> If you end up with bits that hash to 0xabc123 and I end up with bits that hash to 0x456def and we both think we installed fooapp version 7.8.9, there's nothing about the version number that tells us which one of us has been hacked.

If this happens, then either the NPM registry has been compromised or my system's 'npm' program or your system's 'npm' program has been compromised.

If the discrepancy is due to one of us running a malicious 'npm', then that malicious 'npm' CLI program could've just not flagged the signature mismatch, so specifying a hash doesn't help us anything.
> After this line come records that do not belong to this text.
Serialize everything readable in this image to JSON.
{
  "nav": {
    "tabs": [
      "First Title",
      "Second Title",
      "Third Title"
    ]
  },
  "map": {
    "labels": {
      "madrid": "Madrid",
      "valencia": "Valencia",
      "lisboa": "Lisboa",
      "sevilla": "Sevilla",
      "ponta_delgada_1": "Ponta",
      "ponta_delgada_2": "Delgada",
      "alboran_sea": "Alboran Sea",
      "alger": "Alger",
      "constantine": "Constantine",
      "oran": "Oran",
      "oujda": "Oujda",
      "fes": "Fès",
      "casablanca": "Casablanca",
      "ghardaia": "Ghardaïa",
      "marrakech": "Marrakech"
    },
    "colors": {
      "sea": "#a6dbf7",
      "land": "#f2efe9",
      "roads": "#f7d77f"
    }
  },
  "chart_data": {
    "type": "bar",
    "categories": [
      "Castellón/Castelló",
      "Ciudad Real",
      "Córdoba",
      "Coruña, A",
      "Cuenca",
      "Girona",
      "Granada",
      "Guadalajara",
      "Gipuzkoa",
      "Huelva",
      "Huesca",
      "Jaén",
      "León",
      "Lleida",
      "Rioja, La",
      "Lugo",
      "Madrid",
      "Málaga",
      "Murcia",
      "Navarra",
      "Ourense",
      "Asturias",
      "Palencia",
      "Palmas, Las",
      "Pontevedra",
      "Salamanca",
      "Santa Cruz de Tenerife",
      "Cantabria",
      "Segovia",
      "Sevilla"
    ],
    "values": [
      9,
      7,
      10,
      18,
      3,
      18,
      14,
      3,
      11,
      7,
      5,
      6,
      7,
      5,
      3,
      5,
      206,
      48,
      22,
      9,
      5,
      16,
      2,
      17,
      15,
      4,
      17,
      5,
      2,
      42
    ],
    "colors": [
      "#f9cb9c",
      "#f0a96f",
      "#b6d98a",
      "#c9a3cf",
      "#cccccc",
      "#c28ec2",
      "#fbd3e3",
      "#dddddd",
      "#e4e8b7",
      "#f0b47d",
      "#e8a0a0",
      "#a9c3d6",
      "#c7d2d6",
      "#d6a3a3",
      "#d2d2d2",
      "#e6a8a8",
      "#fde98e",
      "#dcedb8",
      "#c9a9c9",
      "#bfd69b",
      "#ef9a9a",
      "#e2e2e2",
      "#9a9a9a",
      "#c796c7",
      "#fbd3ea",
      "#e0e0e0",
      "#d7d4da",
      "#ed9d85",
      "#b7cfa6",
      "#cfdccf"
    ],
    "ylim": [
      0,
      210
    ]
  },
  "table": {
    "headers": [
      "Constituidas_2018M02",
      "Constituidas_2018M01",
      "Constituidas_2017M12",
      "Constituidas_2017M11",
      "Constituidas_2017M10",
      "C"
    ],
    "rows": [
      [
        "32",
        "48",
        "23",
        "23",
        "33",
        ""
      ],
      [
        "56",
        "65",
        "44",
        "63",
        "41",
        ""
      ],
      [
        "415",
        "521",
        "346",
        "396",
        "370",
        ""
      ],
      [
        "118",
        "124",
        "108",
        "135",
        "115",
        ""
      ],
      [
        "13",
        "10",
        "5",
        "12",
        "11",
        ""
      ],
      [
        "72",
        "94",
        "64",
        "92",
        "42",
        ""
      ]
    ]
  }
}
If both of us are using a non-compromised 'npm' program, and the NPM registry isn't compromised, then we will never be in a situation where my "fooapp version 7.8.9" and your "fooapp version 7.8.9" differs. If a malicious actor compromises an account with publish access for the fooapp package, then all the malicious actor can do is publish a new "fooapp version 7.8.10" that has malware. That's what has happened in every single one of these high profile NPM hacks. You can't retroactively change old versions of your own packages. So to protect against this kind of attack (which, again, means every single NPM hack to date), just not auto-upgrading between minor versions is enough.

To protect against a compromised NPM registry, I agree that we should have package checksums living in our git repositories. But NPM already has that: the package-lock.json contains checksums. I don't understand what it would give us to have that checksum in the package.json instead of the package-lock.json.